Robustness: The method handles covariate shifts and offers asymptotic double robustness when weights are estimated.
Practical Algorithms: The authors provide efficient algorithms (avoiding expensive grid searches) and boosting strategies (heterogeneous/homogeneous) to improve selection power without sacrificing control.

4. Experimental Results

The authors evaluated SCoRE through simulations and three real-world applications:

Drug Discovery: Selecting drug candidates with high binding affinity while controlling the development cost of false leads.
- Result: SCoRE successfully controlled the average cost (SDR) and total cost (MDR) under covariate shift, outperforming baselines based on uniform concentration inequalities which were overly conservative.
Clinical Prediction (ICU Stay): Selecting accurate predictions for patient length of stay.
- Result: The method controlled the mean squared error (MSE) among deployed predictions, ensuring high reliability for clinical decision support.
LLM Radiology Reports: Selecting AI-generated reports that are semantically close to expert references.
- Result: SCoRE controlled the semantic error rate, allowing for the safe deployment of Large Language Models in medical reporting.

Simulation Findings:

SCoRE achieved tight control of the target risk levels (MDR/SDR) across various data generating processes and risk functions (excess risk, L2 risk, sigmoid risk).
The risk-reward ratio score functions often yielded higher total utility compared to simple risk prediction scores.
Boosting strategies (using random factors to perturb e-values) significantly improved the number of selected instances (power) while maintaining strict error control.

5. Significance

This paper represents a significant advancement in Trustworthy AI.
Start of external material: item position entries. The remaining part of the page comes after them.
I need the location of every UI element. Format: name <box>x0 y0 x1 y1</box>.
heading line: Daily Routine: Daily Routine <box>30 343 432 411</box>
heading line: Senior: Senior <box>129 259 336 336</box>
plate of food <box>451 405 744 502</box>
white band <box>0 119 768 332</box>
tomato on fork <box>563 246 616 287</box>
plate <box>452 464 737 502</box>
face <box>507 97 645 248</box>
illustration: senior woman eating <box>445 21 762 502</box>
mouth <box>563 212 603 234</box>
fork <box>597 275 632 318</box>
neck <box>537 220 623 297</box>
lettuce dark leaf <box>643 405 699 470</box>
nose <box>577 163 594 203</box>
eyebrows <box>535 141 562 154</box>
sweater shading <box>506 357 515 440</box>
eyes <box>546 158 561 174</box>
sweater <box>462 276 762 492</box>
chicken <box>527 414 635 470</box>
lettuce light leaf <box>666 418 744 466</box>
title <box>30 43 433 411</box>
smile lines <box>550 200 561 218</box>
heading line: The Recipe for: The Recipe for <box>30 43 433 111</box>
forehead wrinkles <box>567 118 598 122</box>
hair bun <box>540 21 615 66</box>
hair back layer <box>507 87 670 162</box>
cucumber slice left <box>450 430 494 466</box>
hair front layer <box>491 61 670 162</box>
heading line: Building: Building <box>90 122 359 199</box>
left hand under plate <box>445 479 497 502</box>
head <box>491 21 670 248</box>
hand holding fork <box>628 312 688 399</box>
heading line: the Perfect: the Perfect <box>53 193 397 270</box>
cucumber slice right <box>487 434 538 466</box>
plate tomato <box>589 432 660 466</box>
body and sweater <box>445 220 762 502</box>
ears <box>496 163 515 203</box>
From Binary to Continuous: It solves a critical gap in the literature where most selective prediction methods only handle binary errors, whereas real-world costs are often continuous and variable.
Finite-Sample Guarantees: Unlike asymptotic methods, SCoRE provides rigorous guarantees for finite datasets, which is crucial for high-stakes domains with limited data.
Flexibility: By decoupling the risk control mechanism from the underlying model architecture, SCoRE can be applied to any black-box model (regression, classification, LLMs).
Practical Impact: The framework enables practitioners to deploy AI systems with quantifiable, strict safety guarantees, facilitating the adoption of AI in sensitive fields like healthcare and drug development.

In summary, SCoRE provides a mathematically rigorous, flexible, and practical toolkit for deploying AI models selectively, ensuring that the cost of errors is strictly bounded regardless of the complexity of the risk function or the presence of distribution shifts.